Our Results

Measurements before Debiasing

Percentage of analogies voted as biased vs. non-biased from the before debiasing group by voter A
Percentage of analogies voted as biased vs. non-biased from the before debiasing group by voter B

Measurements after Debiasing

Percentage of analogies voted as biased vs. non-biased from the after debiasing group by voter A
Percentage of analogies voted as biased vs. non-biased from the after debiasing group by voter B

Analysis of Measurements

We have attempted to minimize confirmation bias by randomly shuffling together the analogies created before and after debiasing before objectively casting our votes. The shuffled lists of analogies labeled with our votes can be viewed in the repository at reference (7).

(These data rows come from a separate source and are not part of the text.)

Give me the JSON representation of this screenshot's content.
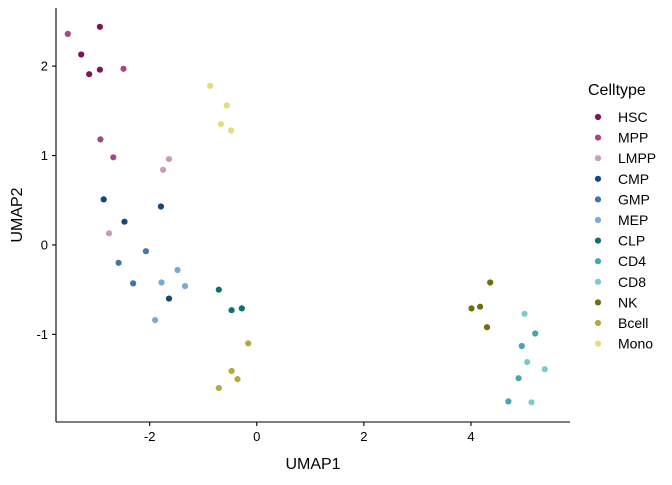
{
  "chart_data": {
    "type": "scatter",
    "title": "",
    "xlabel": "UMAP1",
    "ylabel": "UMAP2",
    "xlim": [
      -3.75,
      5.85
    ],
    "ylim": [
      -1.98,
      2.65
    ],
    "xticks": [
      -2,
      0,
      2,
      4
    ],
    "yticks": [
      -1,
      0,
      1,
      2
    ],
    "xtick_labels": [
      "-2",
      "0",
      "2",
      "4"
    ],
    "ytick_labels": [
      "-1",
      "0",
      "1",
      "2"
    ],
    "grid": false,
    "legend_title": "Celltype",
    "legend_position": "right",
    "series": [
      {
        "name": "HSC",
        "color": "#7a1556",
        "points": [
          [
            -2.93,
            2.44
          ],
          [
            -3.28,
            2.13
          ],
          [
            -2.93,
            1.96
          ],
          [
            -3.13,
            1.91
          ]
        ]
      },
      {
        "name": "MPP",
        "color": "#a94589",
        "points": [
          [
            -3.53,
            2.36
          ],
          [
            -2.49,
            1.97
          ],
          [
            -2.92,
            1.18
          ],
          [
            -2.68,
            0.98
          ]
        ]
      },
      {
        "name": "LMPP",
        "color": "#cc99bd",
        "points": [
          [
            -1.64,
            0.96
          ],
          [
            -1.75,
            0.84
          ],
          [
            -2.76,
            0.13
          ]
        ]
      },
      {
        "name": "CMP",
        "color": "#17457c",
        "points": [
          [
            -2.86,
            0.51
          ],
          [
            -1.79,
            0.43
          ],
          [
            -2.47,
            0.26
          ],
          [
            -1.64,
            -0.6
          ]
        ]
      },
      {
        "name": "GMP",
        "color": "#4474a4",
        "points": [
          [
            -2.07,
            -0.07
          ],
          [
            -2.58,
            -0.2
          ],
          [
            -2.31,
            -0.43
          ]
        ]
      },
      {
        "name": "MEP",
        "color": "#7ba9d7",
        "points": [
          [
            -1.48,
            -0.28
          ],
          [
            -1.78,
            -0.42
          ],
          [
            -1.34,
            -0.46
          ],
          [
            -1.9,
            -0.84
          ]
        ]
      },
      {
        "name": "CLP",
        "color": "#0d6f78",
        "points": [
          [
            -0.71,
            -0.5
          ],
          [
            -0.28,
            -0.71
          ],
          [
            -0.47,
            -0.73
          ]
        ]
      },
      {
        "name": "CD4",
        "color": "#48a4b0",
        "points": [
          [
            5.2,
            -0.99
          ],
          [
            4.95,
            -1.13
          ],
          [
            4.89,
            -1.49
          ],
          [
            4.7,
            -1.75
          ]
        ]
      },
      {
        "name": "CD8",
        "color": "#7ccad0",
        "points": [
          [
            5.0,
            -0.77
          ],
          [
            5.05,
            -1.31
          ],
          [
            5.38,
            -1.39
          ],
          [
            5.13,
            -1.76
          ]
        ]
      },
      {
        "name": "NK",
        "color": "#6f6d10",
        "points": [
          [
            4.36,
            -0.42
          ],
          [
            4.17,
            -0.69
          ],
          [
            4.01,
            -0.71
          ],
          [
            4.3,
            -0.92
          ]
        ]
      },
      {
        "name": "Bcell",
        "color": "#b0ab3e",
        "points": [
          [
            -0.16,
            -1.1
          ],
          [
            -0.47,
            -1.41
          ],
          [
            -0.36,
            -1.5
          ],
          [
            -0.71,
            -1.6
          ]
        ]
      },
      {
        "name": "Mono",
        "color": "#e2dc7c",
        "points": [
          [
            -0.87,
            1.78
          ],
          [
            -0.56,
            1.56
          ],
          [
            -0.67,
            1.35
          ],
          [
            -0.48,
            1.28
          ]
        ]
      }
    ]
  }
}
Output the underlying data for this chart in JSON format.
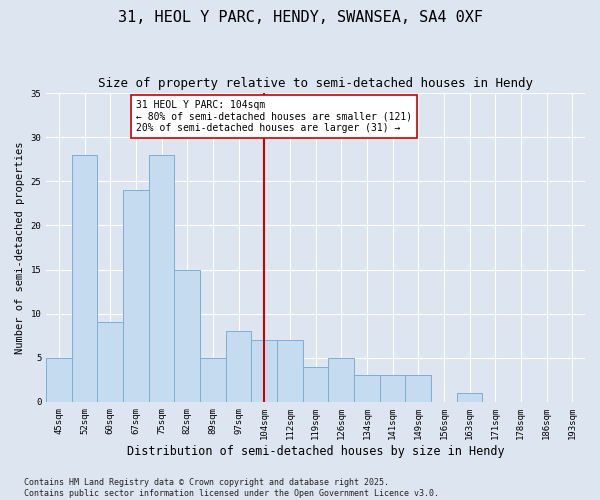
{
  "title": "31, HEOL Y PARC, HENDY, SWANSEA, SA4 0XF",
  "subtitle": "Size of property relative to semi-detached houses in Hendy",
  "xlabel": "Distribution of semi-detached houses by size in Hendy",
  "ylabel": "Number of semi-detached properties",
  "categories": [
    "45sqm",
    "52sqm",
    "60sqm",
    "67sqm",
    "75sqm",
    "82sqm",
    "89sqm",
    "97sqm",
    "104sqm",
    "112sqm",
    "119sqm",
    "126sqm",
    "134sqm",
    "141sqm",
    "149sqm",
    "156sqm",
    "163sqm",
    "171sqm",
    "178sqm",
    "186sqm",
    "193sqm"
  ],
  "values": [
    5,
    28,
    9,
    24,
    28,
    15,
    5,
    8,
    7,
    7,
    4,
    5,
    3,
    3,
    3,
    0,
    1,
    0,
    0,
    0,
    0
  ],
  "bar_color": "#c5dcf0",
  "bar_edgecolor": "#7bafd4",
  "highlight_index": 8,
  "vline_color": "#cc0000",
  "annotation_text": "31 HEOL Y PARC: 104sqm\n← 80% of semi-detached houses are smaller (121)\n20% of semi-detached houses are larger (31) →",
  "annotation_box_color": "#ffffff",
  "annotation_box_edgecolor": "#cc0000",
  "ylim": [
    0,
    35
  ],
  "yticks": [
    0,
    5,
    10,
    15,
    20,
    25,
    30,
    35
  ],
  "background_color": "#dde6f0",
  "plot_background": "#dde6f0",
  "footer_text": "Contains HM Land Registry data © Crown copyright and database right 2025.\nContains public sector information licensed under the Open Government Licence v3.0.",
  "title_fontsize": 11,
  "subtitle_fontsize": 9,
  "xlabel_fontsize": 8.5,
  "ylabel_fontsize": 7.5,
  "tick_fontsize": 6.5,
  "footer_fontsize": 6,
  "annotation_fontsize": 7
}
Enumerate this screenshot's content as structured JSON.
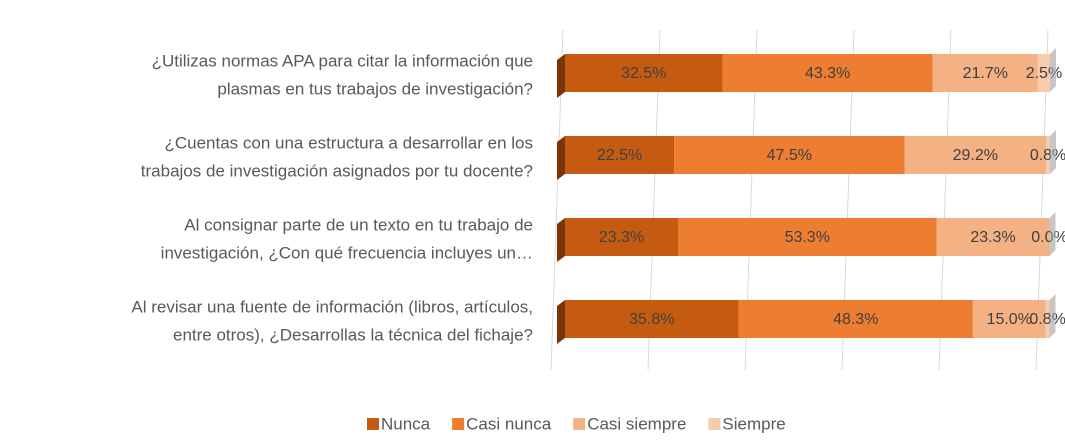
{
  "chart_data": {
    "type": "stacked_barh",
    "categories": [
      [
        "¿Utilizas normas APA para citar la información que",
        "plasmas en tus trabajos de investigación?"
      ],
      [
        "¿Cuentas con una estructura a desarrollar en los",
        "trabajos de investigación asignados por tu docente?"
      ],
      [
        "Al consignar parte de un texto en tu trabajo de",
        "investigación, ¿Con qué frecuencia incluyes un…"
      ],
      [
        "Al revisar una fuente de información (libros, artículos,",
        "entre otros), ¿Desarrollas la técnica del fichaje?"
      ]
    ],
    "series": [
      {
        "name": "Nunca",
        "color": "#c55a11",
        "values": [
          32.5,
          22.5,
          23.3,
          35.8
        ],
        "value_labels": [
          "32.5%",
          "22.5%",
          "23.3%",
          "35.8%"
        ]
      },
      {
        "name": "Casi nunca",
        "color": "#ed7d31",
        "values": [
          43.3,
          47.5,
          53.3,
          48.3
        ],
        "value_labels": [
          "43.3%",
          "47.5%",
          "53.3%",
          "48.3%"
        ]
      },
      {
        "name": "Casi siempre",
        "color": "#f4b183",
        "values": [
          21.7,
          29.2,
          23.3,
          15.0
        ],
        "value_labels": [
          "21.7%",
          "29.2%",
          "23.3%",
          "15.0%"
        ]
      },
      {
        "name": "Siempre",
        "color": "#f8cbad",
        "values": [
          2.5,
          0.8,
          0.0,
          0.8
        ],
        "value_labels": [
          "2.5%",
          "0.8%",
          "0.0%",
          "0.8%"
        ]
      }
    ],
    "xlim": [
      0,
      100
    ],
    "grid": true,
    "legend": "bottom"
  }
}
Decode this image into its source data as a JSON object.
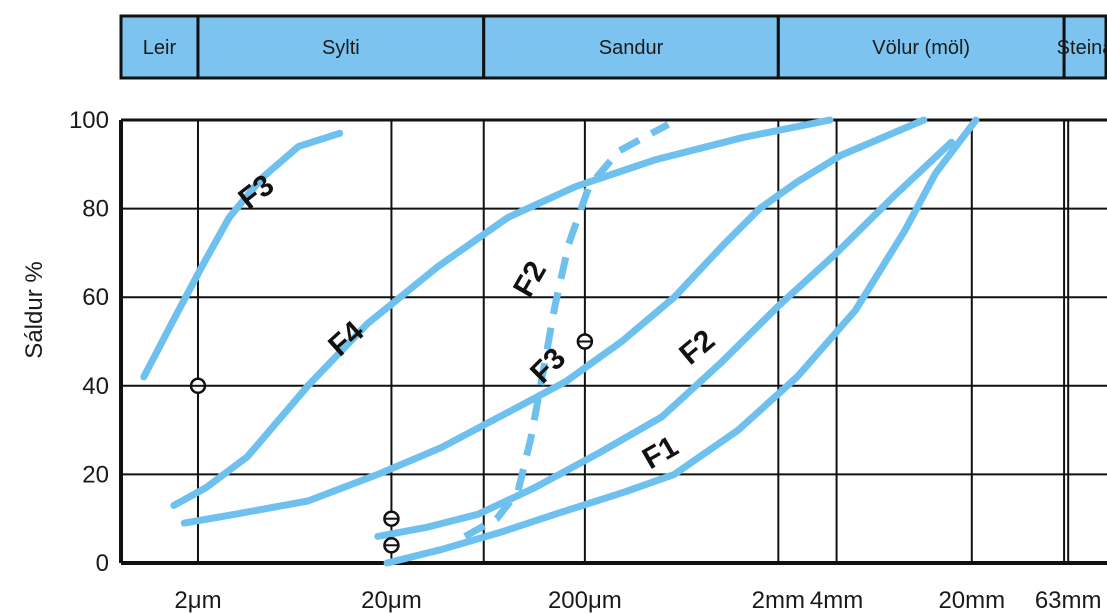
{
  "chart_data": {
    "type": "line",
    "x_scale": "log",
    "xlim_um": [
      0.8,
      100000
    ],
    "ylim": [
      0,
      100
    ],
    "ylabel": "Sáldur %",
    "yticks": [
      0,
      20,
      40,
      60,
      80,
      100
    ],
    "xticks": [
      {
        "value_um": 2,
        "label": "2μm"
      },
      {
        "value_um": 20,
        "label": "20μm"
      },
      {
        "value_um": 200,
        "label": "200μm"
      },
      {
        "value_um": 2000,
        "label": "2mm"
      },
      {
        "value_um": 4000,
        "label": "4mm"
      },
      {
        "value_um": 20000,
        "label": "20mm"
      },
      {
        "value_um": 63000,
        "label": "63mm"
      }
    ],
    "grid": true,
    "bands": [
      {
        "label": "Leir",
        "from_um": 0.8,
        "to_um": 2,
        "color": "#7cc4ef"
      },
      {
        "label": "Sylti",
        "from_um": 2,
        "to_um": 60,
        "color": "#7cc4ef"
      },
      {
        "label": "Sandur",
        "from_um": 60,
        "to_um": 2000,
        "color": "#7cc4ef"
      },
      {
        "label": "Völur (möl)",
        "from_um": 2000,
        "to_um": 60000,
        "color": "#7cc4ef"
      },
      {
        "label": "Steina",
        "from_um": 60000,
        "to_um": 100000,
        "color": "#7cc4ef"
      }
    ],
    "series": [
      {
        "id": "f3-fine",
        "dashed": false,
        "color": "#6ec0ee",
        "points": [
          [
            1.05,
            42
          ],
          [
            1.5,
            55
          ],
          [
            2.1,
            67
          ],
          [
            2.9,
            78
          ],
          [
            4.3,
            87
          ],
          [
            6.6,
            94
          ],
          [
            10.8,
            97
          ]
        ]
      },
      {
        "id": "f4",
        "dashed": false,
        "color": "#6ec0ee",
        "points": [
          [
            1.5,
            13
          ],
          [
            2.2,
            17
          ],
          [
            3.6,
            24
          ],
          [
            7.4,
            40
          ],
          [
            15,
            54
          ],
          [
            35,
            67
          ],
          [
            80,
            78
          ],
          [
            180,
            85
          ],
          [
            460,
            91
          ],
          [
            1300,
            96
          ],
          [
            3700,
            100
          ]
        ]
      },
      {
        "id": "f3-sand",
        "dashed": false,
        "color": "#6ec0ee",
        "points": [
          [
            1.7,
            9
          ],
          [
            3.1,
            11
          ],
          [
            7.4,
            14
          ],
          [
            17,
            20
          ],
          [
            36,
            26
          ],
          [
            80,
            34
          ],
          [
            160,
            41
          ],
          [
            310,
            50
          ],
          [
            580,
            60
          ],
          [
            1050,
            72
          ],
          [
            1600,
            80
          ],
          [
            2500,
            86
          ],
          [
            4200,
            92
          ],
          [
            11300,
            100
          ]
        ]
      },
      {
        "id": "f2",
        "dashed": false,
        "color": "#6ec0ee",
        "points": [
          [
            17,
            6
          ],
          [
            30,
            8
          ],
          [
            56,
            11
          ],
          [
            110,
            17
          ],
          [
            240,
            25
          ],
          [
            500,
            33
          ],
          [
            1000,
            45
          ],
          [
            2000,
            58
          ],
          [
            4000,
            70
          ],
          [
            8000,
            83
          ],
          [
            15700,
            95
          ]
        ]
      },
      {
        "id": "f1",
        "dashed": false,
        "color": "#6ec0ee",
        "points": [
          [
            19,
            0
          ],
          [
            36,
            3
          ],
          [
            74,
            7
          ],
          [
            140,
            11
          ],
          [
            320,
            16
          ],
          [
            580,
            20
          ],
          [
            1240,
            30
          ],
          [
            2500,
            42
          ],
          [
            5000,
            57
          ],
          [
            9000,
            75
          ],
          [
            13000,
            88
          ],
          [
            21000,
            100
          ]
        ]
      },
      {
        "id": "f2-dashed",
        "dashed": true,
        "color": "#6ec0ee",
        "points": [
          [
            48,
            6
          ],
          [
            70,
            10
          ],
          [
            90,
            16
          ],
          [
            105,
            28
          ],
          [
            118,
            40
          ],
          [
            140,
            58
          ],
          [
            165,
            72
          ],
          [
            210,
            85
          ],
          [
            300,
            93
          ],
          [
            540,
            99
          ]
        ]
      }
    ],
    "markers": [
      {
        "x_um": 2,
        "y": 40
      },
      {
        "x_um": 20,
        "y": 10
      },
      {
        "x_um": 20,
        "y": 4
      },
      {
        "x_um": 200,
        "y": 50
      }
    ],
    "curve_labels": [
      {
        "text": "F3",
        "x_um": 4.3,
        "y": 82,
        "rotate": -38
      },
      {
        "text": "F4",
        "x_um": 12.6,
        "y": 49,
        "rotate": -42
      },
      {
        "text": "F2",
        "x_um": 115,
        "y": 63,
        "rotate": -60
      },
      {
        "text": "F3",
        "x_um": 140,
        "y": 43,
        "rotate": -45
      },
      {
        "text": "F2",
        "x_um": 820,
        "y": 47,
        "rotate": -40
      },
      {
        "text": "F1",
        "x_um": 520,
        "y": 23,
        "rotate": -30
      }
    ]
  }
}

The graphs above show the percentage of analogies that were voted by each of us as biased or non-biased from the before and after debiasing groups. Because this is an objective and qualitative analysis, each of our opinions may vary. However, as seen when comparing the measurements between before and after, our votes determined that the percentage of biased analogies decreased after debiasing. This demonstrates that the hard-debiasing algorithm effectively reduced gender stereotypes in the Wikipedia word embedding, which is consistent with the result from the original paper on the Google News embedding.

While casting our votes, we noticed that some of the analogies did not make sense and could not be considered a gender-appropriate analogy. However, in such cases, we marked these analogies as appropriate since they did not actually contain gender bias. The original experiment noted that the debiasing algorithm preserves gender-appropriate analogies (i.e. an analogy such as grandma-grandpa should not be removed after debiasing), but we did not investigate if all the sensible, appropriate analogies that existed before debiasing also existed after debiasing as we were only trying to confirm if the algorithm strictly reduced gender bias.